Sunny Li and Jerry Weng are members of a very exclusive club. Their firm, Pinpoint Asset Management, is one of only 10 mainland Chinese-owned hedge funds among the 9,431 covered by research company Eurekahedge. That makes them unusual - and valuable.
'We are being contacted on almost a daily basis by overseas institutional investors,' says Mr Li, a Georgetown MBA graduate with four years' experience in London and New York as an emerging-markets hedge fund manager at Dresdner Kleinwort Benson.
Mainland hedge funds are scarce - and hence popular - because they are not supposed to exist yet.
The practice of short selling - selling borrowed shares on the expectation their price will fall and they can be bought back later for a profit - which is the bread and butter of hedge funds in other markets, is not allowed in China. The tools to do it do not even exist.
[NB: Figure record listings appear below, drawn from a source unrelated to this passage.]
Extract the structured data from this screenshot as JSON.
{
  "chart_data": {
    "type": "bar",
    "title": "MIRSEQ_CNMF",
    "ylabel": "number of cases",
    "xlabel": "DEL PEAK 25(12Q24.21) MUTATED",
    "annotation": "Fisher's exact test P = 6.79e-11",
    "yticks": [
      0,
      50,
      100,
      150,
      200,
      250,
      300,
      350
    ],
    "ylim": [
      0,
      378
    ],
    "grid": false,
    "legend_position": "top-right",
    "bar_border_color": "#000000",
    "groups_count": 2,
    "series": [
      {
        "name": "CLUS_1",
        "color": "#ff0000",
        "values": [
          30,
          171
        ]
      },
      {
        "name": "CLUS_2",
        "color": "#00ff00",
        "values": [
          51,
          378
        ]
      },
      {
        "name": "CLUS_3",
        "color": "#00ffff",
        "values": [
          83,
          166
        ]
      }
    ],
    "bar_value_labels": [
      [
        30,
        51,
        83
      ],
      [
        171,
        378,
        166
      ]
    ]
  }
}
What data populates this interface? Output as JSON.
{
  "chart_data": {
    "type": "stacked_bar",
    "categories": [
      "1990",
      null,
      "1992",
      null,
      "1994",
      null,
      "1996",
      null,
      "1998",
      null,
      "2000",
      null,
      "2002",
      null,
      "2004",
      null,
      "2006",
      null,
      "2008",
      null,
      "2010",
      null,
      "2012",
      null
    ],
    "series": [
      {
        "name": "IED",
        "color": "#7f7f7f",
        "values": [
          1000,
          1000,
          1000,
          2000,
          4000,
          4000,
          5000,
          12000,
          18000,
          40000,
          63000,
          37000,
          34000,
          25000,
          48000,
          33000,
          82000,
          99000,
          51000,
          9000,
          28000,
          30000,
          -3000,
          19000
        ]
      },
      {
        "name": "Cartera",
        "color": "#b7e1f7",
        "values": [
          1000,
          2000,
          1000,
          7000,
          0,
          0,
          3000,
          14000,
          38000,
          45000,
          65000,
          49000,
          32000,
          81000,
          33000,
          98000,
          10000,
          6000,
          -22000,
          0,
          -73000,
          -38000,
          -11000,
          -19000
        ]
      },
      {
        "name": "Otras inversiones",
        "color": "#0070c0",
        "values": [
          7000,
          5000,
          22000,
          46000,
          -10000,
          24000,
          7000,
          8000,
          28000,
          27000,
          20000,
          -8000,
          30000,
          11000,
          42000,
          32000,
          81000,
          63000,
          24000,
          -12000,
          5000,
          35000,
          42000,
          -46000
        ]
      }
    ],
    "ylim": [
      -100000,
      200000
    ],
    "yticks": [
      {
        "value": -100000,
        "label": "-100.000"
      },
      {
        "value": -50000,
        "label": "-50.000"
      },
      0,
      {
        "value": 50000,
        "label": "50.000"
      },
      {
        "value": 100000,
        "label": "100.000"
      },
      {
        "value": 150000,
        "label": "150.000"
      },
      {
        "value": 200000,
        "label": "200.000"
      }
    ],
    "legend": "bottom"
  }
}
'Hedge funds should be able to short stocks but we can't legally short in the Chinese A-share market,' says Mr Weng, who has worked in Shanghai brokerages since the inception of China's stock markets 15 years ago. 'So we short in Hong Kong and use other overseas assets.'
Although their Shanghai-based fund is owned and operated by mainlanders, all of their US$50 million under management comes from the offshore assets of 'high net-worth individuals' - 60 per cent of whom live in China, with the rest in the United States, New Zealand, Hong Kong and Australia.